The regime remains firm to counter rising anger in China. The country’s main security body called on Tuesday for a “crackdown” on “hostile forces”, two days after major protests against health restrictions and for more freedoms. The police presence in the streets also prevents any new gathering for the moment.
The Communist Party’s Political and Legal Affairs Commission – which oversees law enforcement – found it “necessary to suppress the infiltration and sabotage activities of hostile forces in accordance with law”, according to the account. report of a meeting, broadcast by the state-run news agency New China.

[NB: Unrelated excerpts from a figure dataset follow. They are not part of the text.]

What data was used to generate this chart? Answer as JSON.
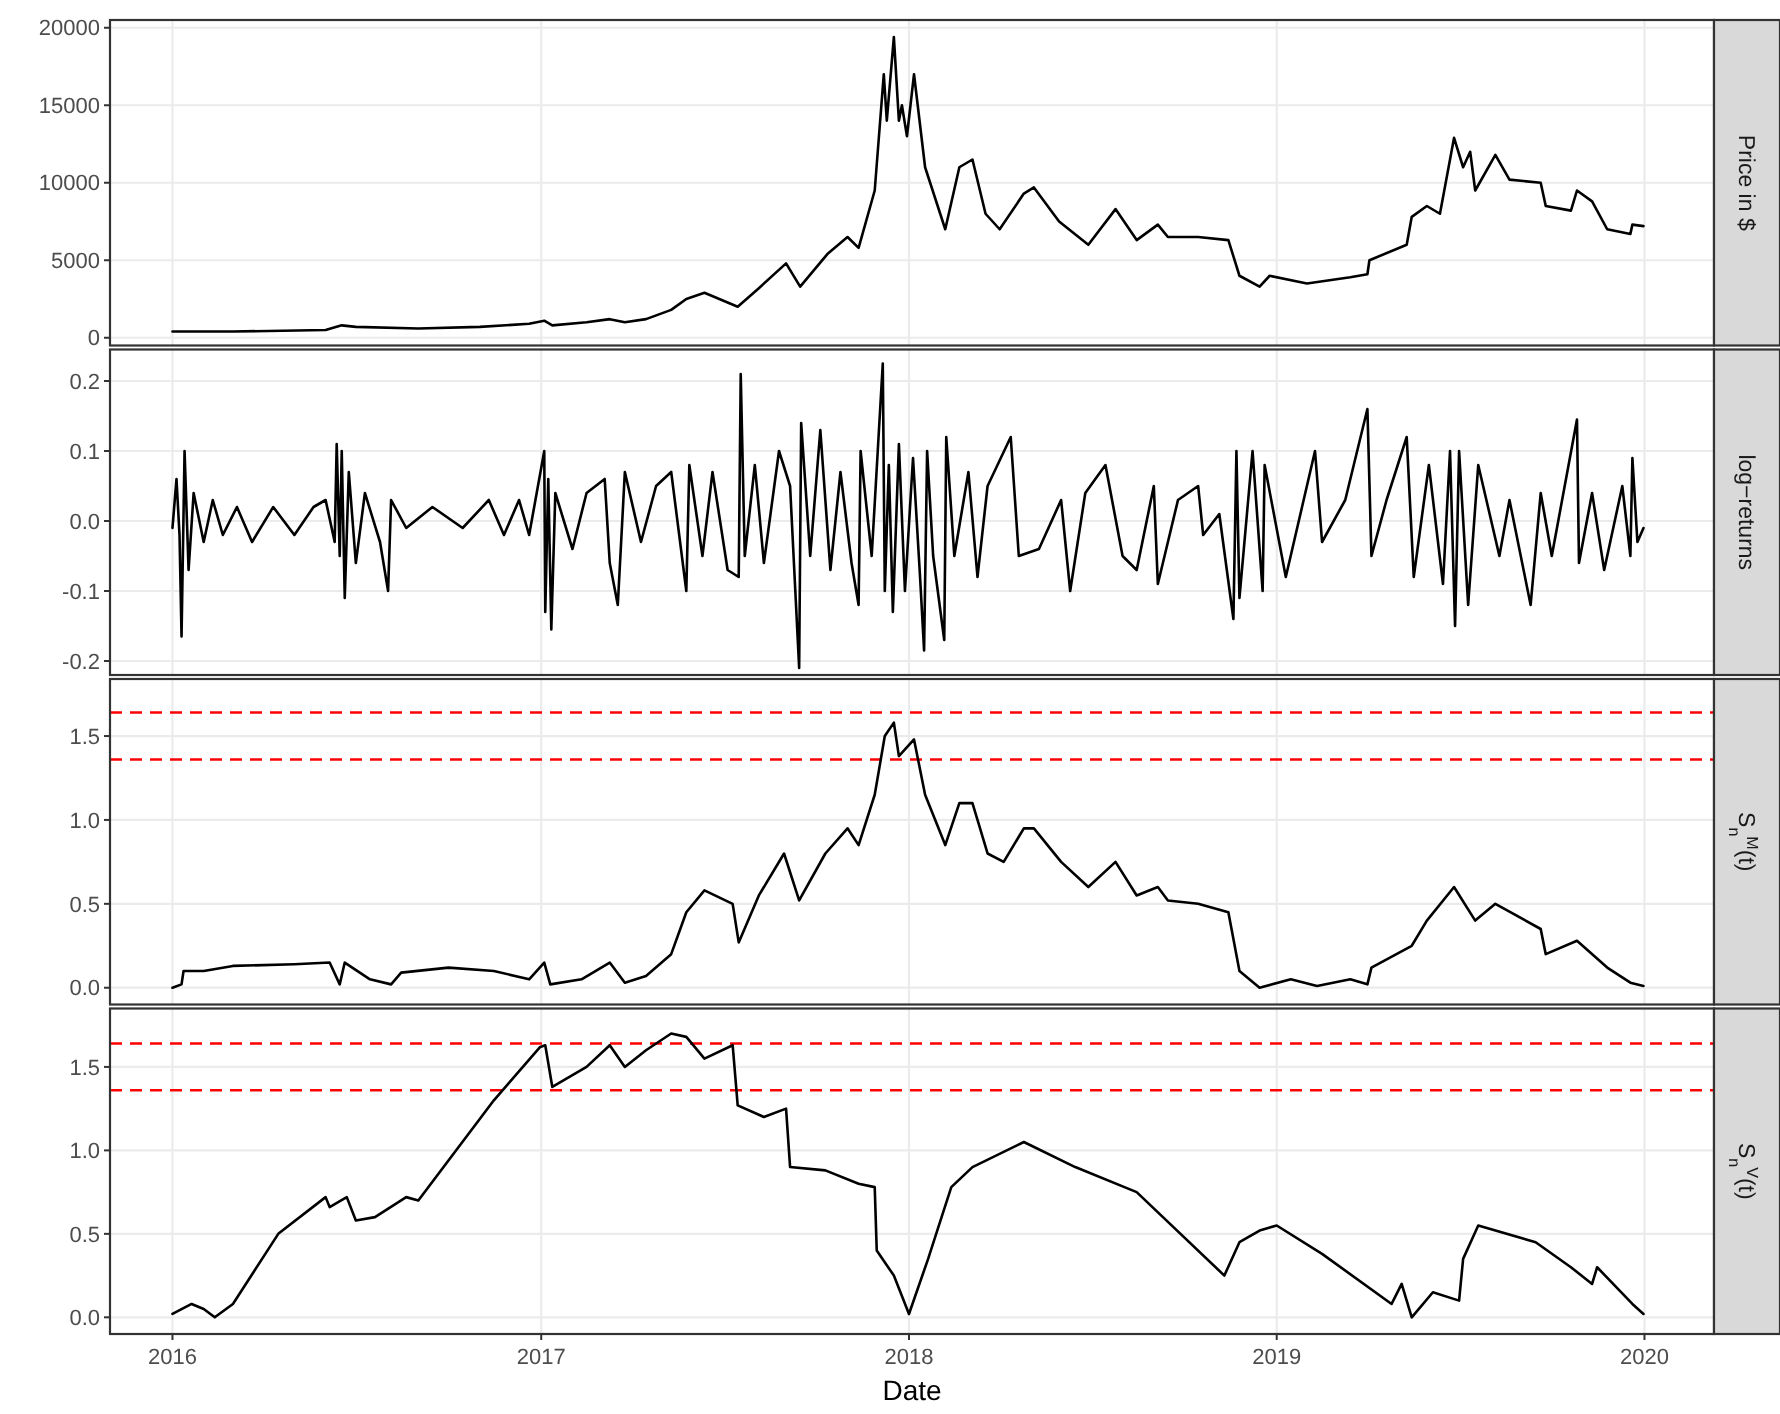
{
  "chart_data": [
    {
      "type": "line",
      "ylabel": "Price in $",
      "tick_labels": "y",
      "grid": true,
      "color": "#000000",
      "xlim": [
        "2015-10-31",
        "2020-03-10"
      ],
      "xticks": [
        "2016",
        "2017",
        "2018",
        "2019",
        "2020"
      ],
      "ylim": [
        -500,
        20500
      ],
      "yticks": [
        0,
        5000,
        10000,
        15000,
        20000
      ],
      "x": [
        "2016-01-01",
        "2016-03-01",
        "2016-06-01",
        "2016-06-17",
        "2016-07-01",
        "2016-09-01",
        "2016-11-01",
        "2016-12-20",
        "2017-01-04",
        "2017-01-12",
        "2017-02-15",
        "2017-03-10",
        "2017-03-25",
        "2017-04-15",
        "2017-05-10",
        "2017-05-25",
        "2017-06-12",
        "2017-07-15",
        "2017-08-05",
        "2017-09-01",
        "2017-09-15",
        "2017-10-12",
        "2017-11-01",
        "2017-11-12",
        "2017-11-28",
        "2017-12-07",
        "2017-12-10",
        "2017-12-17",
        "2017-12-22",
        "2017-12-25",
        "2017-12-30",
        "2018-01-06",
        "2018-01-17",
        "2018-02-06",
        "2018-02-20",
        "2018-03-05",
        "2018-03-18",
        "2018-04-01",
        "2018-04-25",
        "2018-05-05",
        "2018-05-30",
        "2018-06-28",
        "2018-07-25",
        "2018-08-15",
        "2018-09-05",
        "2018-09-15",
        "2018-10-15",
        "2018-11-14",
        "2018-11-25",
        "2018-12-15",
        "2018-12-25",
        "2019-01-31",
        "2019-03-15",
        "2019-04-01",
        "2019-04-03",
        "2019-05-10",
        "2019-05-15",
        "2019-05-30",
        "2019-06-12",
        "2019-06-26",
        "2019-07-05",
        "2019-07-12",
        "2019-07-17",
        "2019-08-06",
        "2019-08-20",
        "2019-09-20",
        "2019-09-25",
        "2019-10-20",
        "2019-10-26",
        "2019-11-10",
        "2019-11-25",
        "2019-12-18",
        "2019-12-20",
        "2019-12-31"
      ],
      "values": [
        400,
        400,
        500,
        800,
        700,
        600,
        700,
        900,
        1100,
        800,
        1000,
        1200,
        1000,
        1200,
        1800,
        2500,
        2900,
        2000,
        3200,
        4800,
        3300,
        5400,
        6500,
        5800,
        9500,
        17000,
        14000,
        19400,
        14000,
        15000,
        13000,
        17000,
        11000,
        7000,
        11000,
        11500,
        8000,
        7000,
        9300,
        9700,
        7500,
        6000,
        8300,
        6300,
        7300,
        6500,
        6500,
        6300,
        4000,
        3300,
        4000,
        3500,
        3900,
        4100,
        5000,
        6000,
        7800,
        8500,
        8000,
        12900,
        11000,
        12000,
        9500,
        11800,
        10200,
        10000,
        8500,
        8200,
        9500,
        8800,
        7000,
        6700,
        7300,
        7200
      ]
    },
    {
      "type": "line",
      "ylabel": "log−returns",
      "tick_labels": "y",
      "grid": true,
      "color": "#000000",
      "xlim": [
        "2015-10-31",
        "2020-03-10"
      ],
      "xticks": [
        "2016",
        "2017",
        "2018",
        "2019",
        "2020"
      ],
      "ylim": [
        -0.22,
        0.245
      ],
      "yticks": [
        {
          "value": -0.2,
          "label": "-0.2"
        },
        {
          "value": -0.1,
          "label": "-0.1"
        },
        {
          "value": 0,
          "label": "0.0"
        },
        0.1,
        0.2
      ],
      "x": [
        "2016-01-01",
        "2016-01-05",
        "2016-01-08",
        "2016-01-10",
        "2016-01-13",
        "2016-01-17",
        "2016-01-22",
        "2016-02-01",
        "2016-02-10",
        "2016-02-20",
        "2016-03-05",
        "2016-03-20",
        "2016-04-10",
        "2016-05-01",
        "2016-05-20",
        "2016-06-01",
        "2016-06-10",
        "2016-06-12",
        "2016-06-15",
        "2016-06-17",
        "2016-06-20",
        "2016-06-24",
        "2016-07-01",
        "2016-07-10",
        "2016-07-25",
        "2016-08-02",
        "2016-08-05",
        "2016-08-20",
        "2016-09-15",
        "2016-10-15",
        "2016-11-10",
        "2016-11-25",
        "2016-12-10",
        "2016-12-20",
        "2017-01-04",
        "2017-01-05",
        "2017-01-08",
        "2017-01-11",
        "2017-01-15",
        "2017-02-01",
        "2017-02-15",
        "2017-03-05",
        "2017-03-10",
        "2017-03-18",
        "2017-03-25",
        "2017-04-10",
        "2017-04-25",
        "2017-05-10",
        "2017-05-25",
        "2017-05-28",
        "2017-06-10",
        "2017-06-20",
        "2017-07-05",
        "2017-07-16",
        "2017-07-18",
        "2017-07-22",
        "2017-08-01",
        "2017-08-10",
        "2017-08-25",
        "2017-09-05",
        "2017-09-14",
        "2017-09-16",
        "2017-09-25",
        "2017-10-05",
        "2017-10-15",
        "2017-10-25",
        "2017-11-05",
        "2017-11-12",
        "2017-11-14",
        "2017-11-25",
        "2017-12-01",
        "2017-12-06",
        "2017-12-08",
        "2017-12-12",
        "2017-12-16",
        "2017-12-22",
        "2017-12-28",
        "2018-01-05",
        "2018-01-12",
        "2018-01-16",
        "2018-01-19",
        "2018-01-25",
        "2018-02-05",
        "2018-02-07",
        "2018-02-15",
        "2018-03-01",
        "2018-03-10",
        "2018-03-20",
        "2018-04-12",
        "2018-04-20",
        "2018-05-10",
        "2018-06-01",
        "2018-06-10",
        "2018-06-25",
        "2018-07-15",
        "2018-08-01",
        "2018-08-15",
        "2018-09-01",
        "2018-09-05",
        "2018-09-25",
        "2018-10-15",
        "2018-10-20",
        "2018-11-05",
        "2018-11-19",
        "2018-11-22",
        "2018-11-25",
        "2018-12-08",
        "2018-12-18",
        "2018-12-20",
        "2019-01-10",
        "2019-02-08",
        "2019-02-15",
        "2019-03-10",
        "2019-04-01",
        "2019-04-05",
        "2019-04-20",
        "2019-05-10",
        "2019-05-17",
        "2019-06-01",
        "2019-06-15",
        "2019-06-22",
        "2019-06-27",
        "2019-07-01",
        "2019-07-10",
        "2019-07-20",
        "2019-08-10",
        "2019-08-20",
        "2019-09-10",
        "2019-09-20",
        "2019-10-01",
        "2019-10-26",
        "2019-10-28",
        "2019-11-10",
        "2019-11-22",
        "2019-12-10",
        "2019-12-18",
        "2019-12-20",
        "2019-12-25",
        "2019-12-31"
      ],
      "values": [
        -0.01,
        0.06,
        -0.02,
        -0.165,
        0.1,
        -0.07,
        0.04,
        -0.03,
        0.03,
        -0.02,
        0.02,
        -0.03,
        0.02,
        -0.02,
        0.02,
        0.03,
        -0.03,
        0.11,
        -0.05,
        0.1,
        -0.11,
        0.07,
        -0.06,
        0.04,
        -0.03,
        -0.1,
        0.03,
        -0.01,
        0.02,
        -0.01,
        0.03,
        -0.02,
        0.03,
        -0.02,
        0.1,
        -0.13,
        0.06,
        -0.155,
        0.04,
        -0.04,
        0.04,
        0.06,
        -0.06,
        -0.12,
        0.07,
        -0.03,
        0.05,
        0.07,
        -0.1,
        0.08,
        -0.05,
        0.07,
        -0.07,
        -0.08,
        0.21,
        -0.05,
        0.08,
        -0.06,
        0.1,
        0.05,
        -0.21,
        0.14,
        -0.05,
        0.13,
        -0.07,
        0.07,
        -0.06,
        -0.12,
        0.1,
        -0.05,
        0.1,
        0.225,
        -0.1,
        0.08,
        -0.13,
        0.11,
        -0.1,
        0.09,
        -0.08,
        -0.185,
        0.1,
        -0.05,
        -0.17,
        0.12,
        -0.05,
        0.07,
        -0.08,
        0.05,
        0.12,
        -0.05,
        -0.04,
        0.03,
        -0.1,
        0.04,
        0.08,
        -0.05,
        -0.07,
        0.05,
        -0.09,
        0.03,
        0.05,
        -0.02,
        0.01,
        -0.14,
        0.1,
        -0.11,
        0.1,
        -0.1,
        0.08,
        -0.08,
        0.1,
        -0.03,
        0.03,
        0.16,
        -0.05,
        0.03,
        0.12,
        -0.08,
        0.08,
        -0.09,
        0.1,
        -0.15,
        0.1,
        -0.12,
        0.08,
        -0.05,
        0.03,
        -0.12,
        0.04,
        -0.05,
        0.145,
        -0.06,
        0.04,
        -0.07,
        0.05,
        -0.05,
        0.09,
        -0.03,
        -0.01
      ]
    },
    {
      "type": "line",
      "ylabel": "S$_{n}$$^{M}$(t)",
      "tick_labels": "y",
      "grid": true,
      "color": "#000000",
      "xlim": [
        "2015-10-31",
        "2020-03-10"
      ],
      "xticks": [
        "2016",
        "2017",
        "2018",
        "2019",
        "2020"
      ],
      "ylim": [
        -0.1,
        1.84
      ],
      "yticks": [
        {
          "value": 0,
          "label": "0.0"
        },
        {
          "value": 0.5,
          "label": "0.5"
        },
        {
          "value": 1,
          "label": "1.0"
        },
        {
          "value": 1.5,
          "label": "1.5"
        }
      ],
      "ref_lines": [
        {
          "axis": "y",
          "value": 1.64,
          "color": "#ff0000",
          "line_style": "dashed"
        },
        {
          "axis": "y",
          "value": 1.36,
          "color": "#ff0000",
          "line_style": "dashed"
        }
      ],
      "x": [
        "2016-01-01",
        "2016-01-10",
        "2016-01-12",
        "2016-02-01",
        "2016-03-01",
        "2016-05-01",
        "2016-06-05",
        "2016-06-15",
        "2016-06-20",
        "2016-07-15",
        "2016-08-05",
        "2016-08-15",
        "2016-10-01",
        "2016-11-15",
        "2016-12-20",
        "2017-01-04",
        "2017-01-10",
        "2017-02-10",
        "2017-03-10",
        "2017-03-25",
        "2017-04-15",
        "2017-05-10",
        "2017-05-25",
        "2017-06-12",
        "2017-07-10",
        "2017-07-16",
        "2017-08-05",
        "2017-08-30",
        "2017-09-14",
        "2017-10-10",
        "2017-11-01",
        "2017-11-12",
        "2017-11-28",
        "2017-12-08",
        "2017-12-17",
        "2017-12-22",
        "2018-01-06",
        "2018-01-17",
        "2018-02-06",
        "2018-02-20",
        "2018-03-05",
        "2018-03-20",
        "2018-04-05",
        "2018-04-25",
        "2018-05-05",
        "2018-06-01",
        "2018-06-28",
        "2018-07-25",
        "2018-08-15",
        "2018-09-05",
        "2018-09-15",
        "2018-10-15",
        "2018-11-14",
        "2018-11-25",
        "2018-12-15",
        "2019-01-15",
        "2019-02-10",
        "2019-03-15",
        "2019-04-01",
        "2019-04-05",
        "2019-05-15",
        "2019-05-30",
        "2019-06-26",
        "2019-07-17",
        "2019-08-06",
        "2019-09-20",
        "2019-09-25",
        "2019-10-26",
        "2019-11-25",
        "2019-12-18",
        "2019-12-31"
      ],
      "values": [
        0.0,
        0.02,
        0.1,
        0.1,
        0.13,
        0.14,
        0.15,
        0.02,
        0.15,
        0.05,
        0.02,
        0.09,
        0.12,
        0.1,
        0.05,
        0.15,
        0.02,
        0.05,
        0.15,
        0.03,
        0.07,
        0.2,
        0.45,
        0.58,
        0.5,
        0.27,
        0.55,
        0.8,
        0.52,
        0.8,
        0.95,
        0.85,
        1.15,
        1.5,
        1.58,
        1.38,
        1.48,
        1.15,
        0.85,
        1.1,
        1.1,
        0.8,
        0.75,
        0.95,
        0.95,
        0.75,
        0.6,
        0.75,
        0.55,
        0.6,
        0.52,
        0.5,
        0.45,
        0.1,
        0.0,
        0.05,
        0.01,
        0.05,
        0.02,
        0.12,
        0.25,
        0.4,
        0.6,
        0.4,
        0.5,
        0.35,
        0.2,
        0.28,
        0.12,
        0.03,
        0.01
      ]
    },
    {
      "type": "line",
      "ylabel": "S$_{n}$$^{V}$(t)",
      "xlabel": "Date",
      "grid": true,
      "color": "#000000",
      "xlim": [
        "2015-10-31",
        "2020-03-10"
      ],
      "xticks": [
        "2016",
        "2017",
        "2018",
        "2019",
        "2020"
      ],
      "ylim": [
        -0.1,
        1.85
      ],
      "yticks": [
        {
          "value": 0,
          "label": "0.0"
        },
        {
          "value": 0.5,
          "label": "0.5"
        },
        {
          "value": 1,
          "label": "1.0"
        },
        {
          "value": 1.5,
          "label": "1.5"
        }
      ],
      "ref_lines": [
        {
          "axis": "y",
          "value": 1.64,
          "color": "#ff0000",
          "line_style": "dashed"
        },
        {
          "axis": "y",
          "value": 1.36,
          "color": "#ff0000",
          "line_style": "dashed"
        }
      ],
      "x": [
        "2016-01-01",
        "2016-01-20",
        "2016-02-01",
        "2016-02-12",
        "2016-03-01",
        "2016-04-15",
        "2016-06-01",
        "2016-06-05",
        "2016-06-22",
        "2016-07-01",
        "2016-07-20",
        "2016-08-20",
        "2016-09-01",
        "2016-11-15",
        "2016-12-31",
        "2017-01-05",
        "2017-01-12",
        "2017-02-15",
        "2017-03-10",
        "2017-03-25",
        "2017-04-15",
        "2017-05-10",
        "2017-05-25",
        "2017-06-12",
        "2017-07-10",
        "2017-07-15",
        "2017-08-10",
        "2017-09-01",
        "2017-09-05",
        "2017-10-10",
        "2017-11-12",
        "2017-11-28",
        "2017-11-30",
        "2017-12-17",
        "2018-01-01",
        "2018-01-20",
        "2018-01-28",
        "2018-02-12",
        "2018-03-05",
        "2018-04-25",
        "2018-06-15",
        "2018-08-15",
        "2018-11-10",
        "2018-11-25",
        "2018-12-15",
        "2019-01-01",
        "2019-02-15",
        "2019-04-25",
        "2019-05-05",
        "2019-05-15",
        "2019-06-05",
        "2019-07-01",
        "2019-07-05",
        "2019-07-20",
        "2019-09-15",
        "2019-10-20",
        "2019-11-10",
        "2019-11-15",
        "2019-12-20",
        "2019-12-31"
      ],
      "values": [
        0.02,
        0.08,
        0.05,
        0.0,
        0.08,
        0.5,
        0.72,
        0.66,
        0.72,
        0.58,
        0.6,
        0.72,
        0.7,
        1.3,
        1.62,
        1.63,
        1.38,
        1.5,
        1.63,
        1.5,
        1.6,
        1.7,
        1.68,
        1.55,
        1.63,
        1.27,
        1.2,
        1.25,
        0.9,
        0.88,
        0.8,
        0.78,
        0.4,
        0.25,
        0.02,
        0.35,
        0.5,
        0.78,
        0.9,
        1.05,
        0.9,
        0.75,
        0.25,
        0.45,
        0.52,
        0.55,
        0.38,
        0.08,
        0.2,
        0.0,
        0.15,
        0.1,
        0.35,
        0.55,
        0.45,
        0.3,
        0.2,
        0.3,
        0.08,
        0.02
      ]
    }
  ]
}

This organization considers it crucial to “resolutely protect social stability”.
The promise to accelerate vaccination
The National Health Commission, for its part, has pledged to “accelerate the increase in the rate of vaccination of people aged over 80 and to continue to increase the rate of vaccination of people aged 60 to 79”. The insufficient vaccination rate in China, particularly among the elderly, is one of the arguments put forward by the government to defend its strict health policy, with repeated confinements and almost daily tests.
In force for almost three years, this policy was the target of demonstrations last weekend in several cities, the most widespread protest movement since the mobilizations for democracy repressed in blood in 1989. In the background also, deep frustrations with the political system as demonstrated by slogans chanted by protesters, some demanding that Xi Jinping and the Communist Party leave power.
After a hectic weekend, the large police deployment in major Chinese cities seemed to have deterred protesters on Tuesday. In Beijing, AFP journalists saw a few police vehicles but no protesters at the crossroads near the Asian Games village where a demonstration had been planned. The very low temperatures, minus nine degrees Celsius, had undoubtedly contributed to discouraging any new gatherings. The frustration with the draconian measures taken to fight against Covid-19 remains palpable all the same.
Fewer constraints in Urumqi
If Beijing is maintaining its strict policy in the face of Covid-19 for the moment, a few gestures of relaxation have appeared in recent days. Thus, in Urumqi, the capital of Xinjiang province in northwestern China, the population could again travel by bus on Tuesday to do their shopping, after weeks of confinement. The municipality of Beijing has for its part banned “the practice of blocking the doors of buildings in closed residential complexes”, according to New China, a process that has fueled popular anger.